Jantávamos num restaurante indiano, no coração de Lisboa, ali às Portas de Santo Antão. Os empregados, indianos, falam bastante mal português. O meu amigo faz o pedido. Por números. Às tantas interrompo-o, estás a pedir os pratos todos?, ele responde, estou apenas a pedir tudo o que pediste. O empregado que nos atende acena afirmativamente e sorri com um ar feliz enquanto o meu amigo continua a pedir. Numéricamente.
Continuamos a conversar. Somos interrompidos pela entrada em cena da candidata Helena Roseta, rodeada de um gupo (amigos ou família ou colaboradores, pouco importa). Tem um ar sereno. Não está ali em campanha. Está a gozar uma noite como qualquer trabalhador. Tem direito a esta pausa. Como eu. Como o meu amigo.

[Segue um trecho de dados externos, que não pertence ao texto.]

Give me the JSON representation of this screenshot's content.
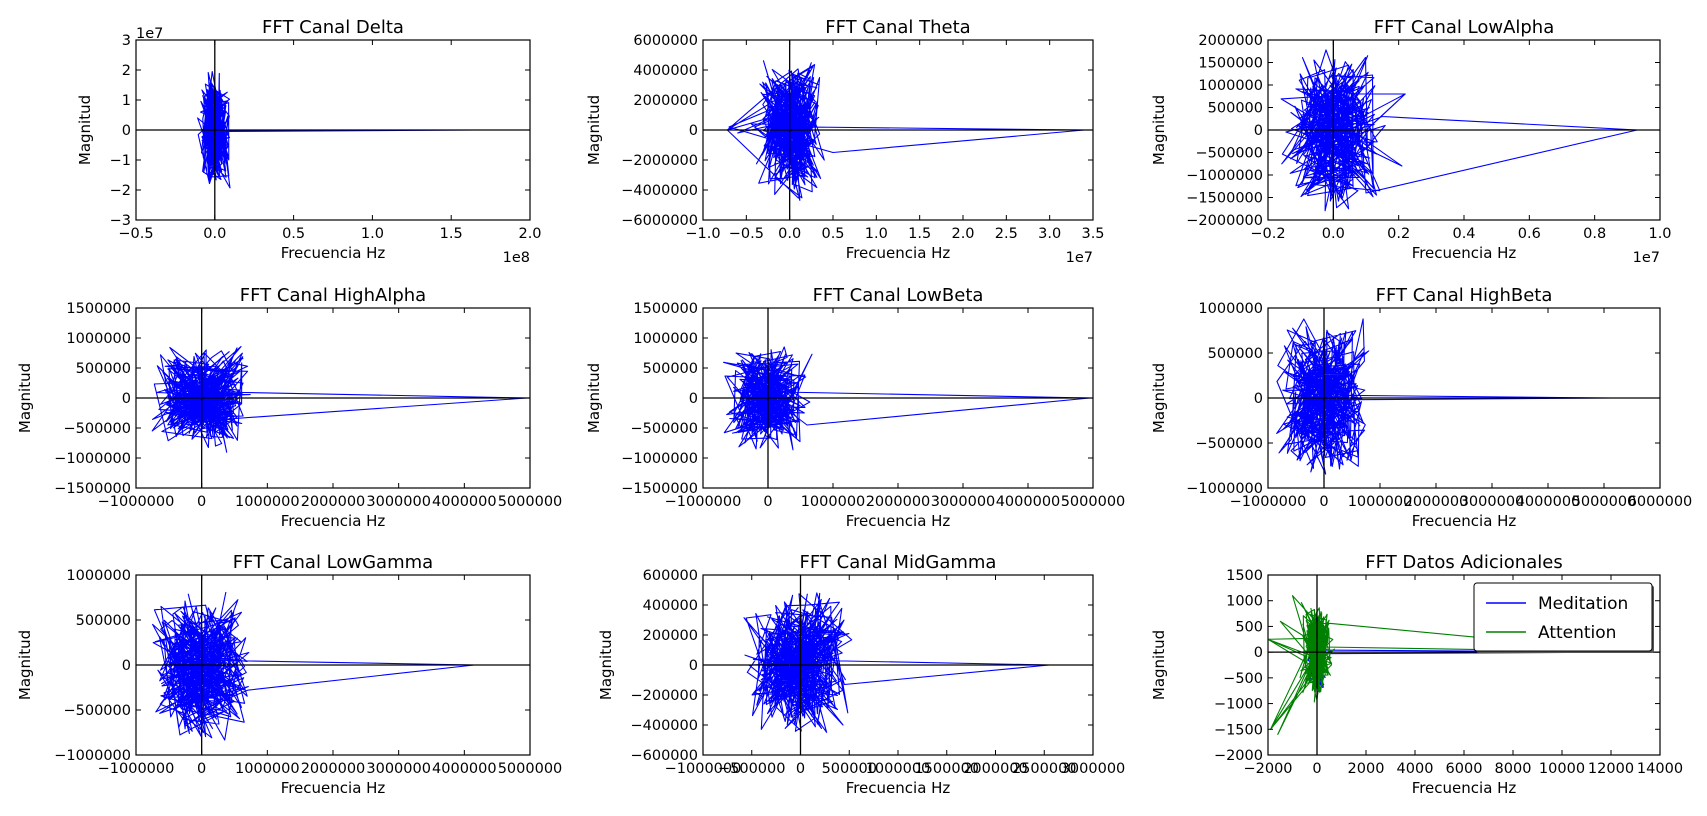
{
  "chart_data": [
    {
      "type": "line",
      "title": "FFT Canal Delta",
      "xlabel": "Frecuencia Hz",
      "ylabel": "Magnitud",
      "xlim": [
        -0.5,
        2.0
      ],
      "ylim": [
        -3,
        3
      ],
      "xticks": [
        -0.5,
        0.0,
        0.5,
        1.0,
        1.5,
        2.0
      ],
      "xtick_labels": [
        "−0.5",
        "0.0",
        "0.5",
        "1.0",
        "1.5",
        "2.0"
      ],
      "yticks": [
        -3,
        -2,
        -1,
        0,
        1,
        2,
        3
      ],
      "ytick_labels": [
        "−3",
        "−2",
        "−1",
        "0",
        "1",
        "2",
        "3"
      ],
      "x_offset_text": "1e8",
      "y_offset_text": "1e7",
      "series": [
        {
          "color": "#0000ff",
          "cluster": {
            "xspan": 0.11,
            "yspan": 2.0,
            "n": 260
          },
          "tail": [
            [
              -0.02,
              -0.02
            ],
            [
              1.65,
              0.0
            ],
            [
              0.08,
              -0.05
            ]
          ]
        }
      ]
    },
    {
      "type": "line",
      "title": "FFT Canal Theta",
      "xlabel": "Frecuencia Hz",
      "ylabel": "Magnitud",
      "xlim": [
        -1.0,
        3.5
      ],
      "ylim": [
        -6000000,
        6000000
      ],
      "xticks": [
        -1.0,
        -0.5,
        0.0,
        0.5,
        1.0,
        1.5,
        2.0,
        2.5,
        3.0,
        3.5
      ],
      "xtick_labels": [
        "−1.0",
        "−0.5",
        "0.0",
        "0.5",
        "1.0",
        "1.5",
        "2.0",
        "2.5",
        "3.0",
        "3.5"
      ],
      "yticks": [
        -6000000,
        -4000000,
        -2000000,
        0,
        2000000,
        4000000,
        6000000
      ],
      "ytick_labels": [
        "−6000000",
        "−4000000",
        "−2000000",
        "0",
        "2000000",
        "4000000",
        "6000000"
      ],
      "x_offset_text": "1e7",
      "y_offset_text": "",
      "series": [
        {
          "color": "#0000ff",
          "cluster": {
            "xspan": 0.45,
            "yspan": 4800000,
            "n": 320
          },
          "tail": [
            [
              0.5,
              -1500000
            ],
            [
              3.4,
              0
            ],
            [
              0.2,
              200000
            ]
          ],
          "spikes": [
            [
              -0.72,
              0
            ],
            [
              -0.6,
              -200000
            ],
            [
              -0.7,
              200000
            ]
          ]
        }
      ]
    },
    {
      "type": "line",
      "title": "FFT Canal LowAlpha",
      "xlabel": "Frecuencia Hz",
      "ylabel": "Magnitud",
      "xlim": [
        -0.2,
        1.0
      ],
      "ylim": [
        -2000000,
        2000000
      ],
      "xticks": [
        -0.2,
        0.0,
        0.2,
        0.4,
        0.6,
        0.8,
        1.0
      ],
      "xtick_labels": [
        "−0.2",
        "0.0",
        "0.2",
        "0.4",
        "0.6",
        "0.8",
        "1.0"
      ],
      "yticks": [
        -2000000,
        -1500000,
        -1000000,
        -500000,
        0,
        500000,
        1000000,
        1500000,
        2000000
      ],
      "ytick_labels": [
        "−2000000",
        "−1500000",
        "−1000000",
        "−500000",
        "0",
        "500000",
        "1000000",
        "1500000",
        "2000000"
      ],
      "x_offset_text": "1e7",
      "y_offset_text": "",
      "series": [
        {
          "color": "#0000ff",
          "cluster": {
            "xspan": 0.17,
            "yspan": 1900000,
            "n": 300
          },
          "tail": [
            [
              0.1,
              -1400000
            ],
            [
              0.93,
              0
            ],
            [
              0.15,
              300000
            ]
          ],
          "spikes": [
            [
              0.22,
              800000
            ],
            [
              0.21,
              -800000
            ]
          ]
        }
      ]
    },
    {
      "type": "line",
      "title": "FFT Canal HighAlpha",
      "xlabel": "Frecuencia Hz",
      "ylabel": "Magnitud",
      "xlim": [
        -1000000,
        5000000
      ],
      "ylim": [
        -1500000,
        1500000
      ],
      "xticks": [
        -1000000,
        0,
        1000000,
        2000000,
        3000000,
        4000000,
        5000000
      ],
      "xtick_labels": [
        "−1000000",
        "0",
        "1000000",
        "2000000",
        "3000000",
        "4000000",
        "5000000"
      ],
      "yticks": [
        -1500000,
        -1000000,
        -500000,
        0,
        500000,
        1000000,
        1500000
      ],
      "ytick_labels": [
        "−1500000",
        "−1000000",
        "−500000",
        "0",
        "500000",
        "1000000",
        "1500000"
      ],
      "x_offset_text": "",
      "y_offset_text": "",
      "series": [
        {
          "color": "#0000ff",
          "cluster": {
            "xspan": 850000,
            "yspan": 950000,
            "n": 320
          },
          "tail": [
            [
              400000,
              -350000
            ],
            [
              4950000,
              0
            ],
            [
              300000,
              100000
            ]
          ]
        }
      ]
    },
    {
      "type": "line",
      "title": "FFT Canal LowBeta",
      "xlabel": "Frecuencia Hz",
      "ylabel": "Magnitud",
      "xlim": [
        -1000000,
        5000000
      ],
      "ylim": [
        -1500000,
        1500000
      ],
      "xticks": [
        -1000000,
        0,
        1000000,
        2000000,
        3000000,
        4000000,
        5000000
      ],
      "xtick_labels": [
        "−1000000",
        "0",
        "1000000",
        "2000000",
        "3000000",
        "4000000",
        "5000000"
      ],
      "yticks": [
        -1500000,
        -1000000,
        -500000,
        0,
        500000,
        1000000,
        1500000
      ],
      "ytick_labels": [
        "−1500000",
        "−1000000",
        "−500000",
        "0",
        "500000",
        "1000000",
        "1500000"
      ],
      "x_offset_text": "",
      "y_offset_text": "",
      "series": [
        {
          "color": "#0000ff",
          "cluster": {
            "xspan": 720000,
            "yspan": 950000,
            "n": 300
          },
          "tail": [
            [
              600000,
              -450000
            ],
            [
              4950000,
              0
            ],
            [
              200000,
              100000
            ]
          ]
        }
      ]
    },
    {
      "type": "line",
      "title": "FFT Canal HighBeta",
      "xlabel": "Frecuencia Hz",
      "ylabel": "Magnitud",
      "xlim": [
        -1000000,
        6000000
      ],
      "ylim": [
        -1000000,
        1000000
      ],
      "xticks": [
        -1000000,
        0,
        1000000,
        2000000,
        3000000,
        4000000,
        5000000,
        6000000
      ],
      "xtick_labels": [
        "−1000000",
        "0",
        "1000000",
        "2000000",
        "3000000",
        "4000000",
        "5000000",
        "6000000"
      ],
      "yticks": [
        -1000000,
        -500000,
        0,
        500000,
        1000000
      ],
      "ytick_labels": [
        "−1000000",
        "−500000",
        "0",
        "500000",
        "1000000"
      ],
      "x_offset_text": "",
      "y_offset_text": "",
      "series": [
        {
          "color": "#0000ff",
          "cluster": {
            "xspan": 900000,
            "yspan": 950000,
            "n": 320
          },
          "tail": [
            [
              300000,
              30000
            ],
            [
              5100000,
              0
            ],
            [
              200000,
              -20000
            ]
          ]
        }
      ]
    },
    {
      "type": "line",
      "title": "FFT Canal LowGamma",
      "xlabel": "Frecuencia Hz",
      "ylabel": "Magnitud",
      "xlim": [
        -1000000,
        5000000
      ],
      "ylim": [
        -1000000,
        1000000
      ],
      "xticks": [
        -1000000,
        0,
        1000000,
        2000000,
        3000000,
        4000000,
        5000000
      ],
      "xtick_labels": [
        "−1000000",
        "0",
        "1000000",
        "2000000",
        "3000000",
        "4000000",
        "5000000"
      ],
      "yticks": [
        -1000000,
        -500000,
        0,
        500000,
        1000000
      ],
      "ytick_labels": [
        "−1000000",
        "−500000",
        "0",
        "500000",
        "1000000"
      ],
      "x_offset_text": "",
      "y_offset_text": "",
      "series": [
        {
          "color": "#0000ff",
          "cluster": {
            "xspan": 820000,
            "yspan": 880000,
            "n": 320
          },
          "tail": [
            [
              700000,
              -280000
            ],
            [
              4150000,
              0
            ],
            [
              300000,
              50000
            ]
          ]
        }
      ]
    },
    {
      "type": "line",
      "title": "FFT Canal MidGamma",
      "xlabel": "Frecuencia Hz",
      "ylabel": "Magnitud",
      "xlim": [
        -1000000,
        3000000
      ],
      "ylim": [
        -600000,
        600000
      ],
      "xticks": [
        -1000000,
        -500000,
        0,
        500000,
        1000000,
        1500000,
        2000000,
        2500000,
        3000000
      ],
      "xtick_labels": [
        "−1000000",
        "−500000",
        "0",
        "500000",
        "1000000",
        "1500000",
        "2000000",
        "2500000",
        "3000000"
      ],
      "yticks": [
        -600000,
        -400000,
        -200000,
        0,
        200000,
        400000,
        600000
      ],
      "ytick_labels": [
        "−600000",
        "−400000",
        "−200000",
        "0",
        "200000",
        "400000",
        "600000"
      ],
      "x_offset_text": "",
      "y_offset_text": "",
      "series": [
        {
          "color": "#0000ff",
          "cluster": {
            "xspan": 600000,
            "yspan": 540000,
            "n": 320
          },
          "tail": [
            [
              450000,
              -130000
            ],
            [
              2550000,
              0
            ],
            [
              200000,
              30000
            ]
          ]
        }
      ]
    },
    {
      "type": "line",
      "title": "FFT Datos Adicionales",
      "xlabel": "Frecuencia Hz",
      "ylabel": "Magnitud",
      "xlim": [
        -2000,
        14000
      ],
      "ylim": [
        -2000,
        1500
      ],
      "xticks": [
        -2000,
        0,
        2000,
        4000,
        6000,
        8000,
        10000,
        12000,
        14000
      ],
      "xtick_labels": [
        "−2000",
        "0",
        "2000",
        "4000",
        "6000",
        "8000",
        "10000",
        "12000",
        "14000"
      ],
      "yticks": [
        -2000,
        -1500,
        -1000,
        -500,
        0,
        500,
        1000,
        1500
      ],
      "ytick_labels": [
        "−2000",
        "−1500",
        "−1000",
        "−500",
        "0",
        "500",
        "1000",
        "1500"
      ],
      "x_offset_text": "",
      "y_offset_text": "",
      "legend": {
        "placement": "upper-right"
      },
      "series": [
        {
          "name": "Meditation",
          "color": "#0000ff",
          "cluster": {
            "xspan": 380,
            "yspan": 850,
            "n": 160
          },
          "tail": [
            [
              100,
              40
            ],
            [
              12800,
              0
            ],
            [
              80,
              -30
            ]
          ]
        },
        {
          "name": "Attention",
          "color": "#008000",
          "cluster": {
            "xspan": 750,
            "yspan": 1000,
            "n": 200
          },
          "tail": [
            [
              500,
              560
            ],
            [
              12900,
              0
            ],
            [
              300,
              100
            ]
          ],
          "spikes": [
            [
              -2000,
              250
            ],
            [
              -1900,
              -1500
            ],
            [
              -1600,
              -1600
            ],
            [
              -1000,
              1100
            ],
            [
              -1500,
              600
            ]
          ]
        }
      ]
    }
  ]
}
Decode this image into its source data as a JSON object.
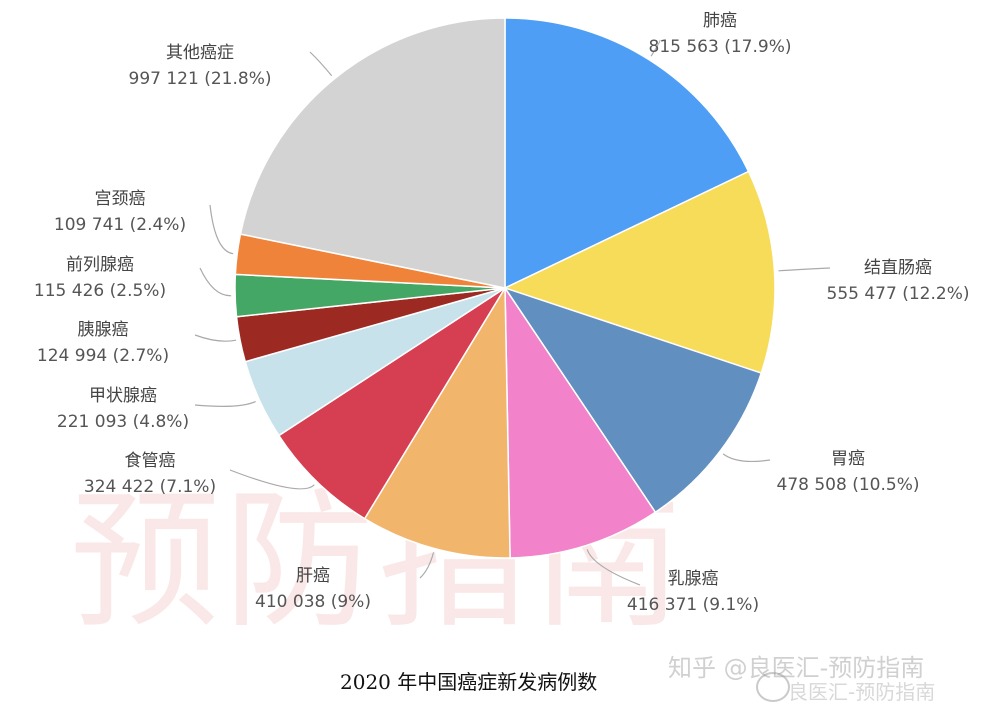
{
  "chart_data": {
    "type": "pie",
    "title": "2020 年中国癌症新发病例数",
    "start_angle": "12 o'clock",
    "direction": "clockwise",
    "slices": [
      {
        "label": "肺癌",
        "value": 815563,
        "value_text": "815 563",
        "percent": 17.9,
        "percent_text": "(17.9%)",
        "color": "#4f9ef5"
      },
      {
        "label": "结直肠癌",
        "value": 555477,
        "value_text": "555 477",
        "percent": 12.2,
        "percent_text": "(12.2%)",
        "color": "#f7dc5a"
      },
      {
        "label": "胃癌",
        "value": 478508,
        "value_text": "478 508",
        "percent": 10.5,
        "percent_text": "(10.5%)",
        "color": "#6190c0"
      },
      {
        "label": "乳腺癌",
        "value": 416371,
        "value_text": "416 371",
        "percent": 9.1,
        "percent_text": "(9.1%)",
        "color": "#f282c9"
      },
      {
        "label": "肝癌",
        "value": 410038,
        "value_text": "410 038",
        "percent": 9.0,
        "percent_text": "(9%)",
        "color": "#f2b56c"
      },
      {
        "label": "食管癌",
        "value": 324422,
        "value_text": "324 422",
        "percent": 7.1,
        "percent_text": "(7.1%)",
        "color": "#d63e52"
      },
      {
        "label": "甲状腺癌",
        "value": 221093,
        "value_text": "221 093",
        "percent": 4.8,
        "percent_text": "(4.8%)",
        "color": "#c7e2ea"
      },
      {
        "label": "胰腺癌",
        "value": 124994,
        "value_text": "124 994",
        "percent": 2.7,
        "percent_text": "(2.7%)",
        "color": "#9c2a22"
      },
      {
        "label": "前列腺癌",
        "value": 115426,
        "value_text": "115 426",
        "percent": 2.5,
        "percent_text": "(2.5%)",
        "color": "#45a765"
      },
      {
        "label": "宫颈癌",
        "value": 109741,
        "value_text": "109 741",
        "percent": 2.4,
        "percent_text": "(2.4%)",
        "color": "#f0833a"
      },
      {
        "label": "其他癌症",
        "value": 997121,
        "value_text": "997 121",
        "percent": 21.8,
        "percent_text": "(21.8%)",
        "color": "#d3d3d3"
      }
    ]
  },
  "caption": "2020 年中国癌症新发病例数",
  "watermarks": {
    "background": "预防指南",
    "zhihu": "知乎 @良医汇-预防指南",
    "weibo": "良医汇-预防指南",
    "weibo_icon": "weibo-icon"
  }
}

Entra então um daqueles vendedores de artesanato africano, que já fazem parte da paisagem turística de qualquer cidade europeia que se preze. Tenho-os encontrado por essa Europa fora, sobretudo nos países latinos. Portugal, Espanha e Itália estão cheios deles. Aparecem nos bairros típicos, nas praias que os turistas mais frequentam... geralmente as pessoas não gostam deles. Não os olham. Como se faz muita vez com os mendigos. (Para não vermos ou para não sabermos que existem?). Eu gosto deles. Gosto sobretudo de conversar com eles.
Depois do nosso não e de percorrer todo o restaurante tentando vender o que quer que fosse, abeira-se outra vez da nossa mesa e poisa no tampo dois relógios que tirou não sei de onde. Só tinha visto o artesanato. Pergunto-lhe se é senegalês, acena que sim, pergunto se de Dacar e ele continua a acenar com a cabeça que sim. E ri comigo. Brinco com ele em relação aos relógios. Digo-lhe que naquela mesa só usamos rolex verdadeiros. Ele olha-me e continua a rir. Insisto que aquela mesa é de pessoal dos rolex. Recolhe então a mercadoria e despede-se rindo.
O meu amigo repara. Diz-me, visto o que ele riu contigo? Vi. É muito bom rir, não é? Sobretudo de nada. De coisa nenhuma. Assim. Só porque temos vontade de partilhar um riso com alguém que não conhecemos de lado nenhum.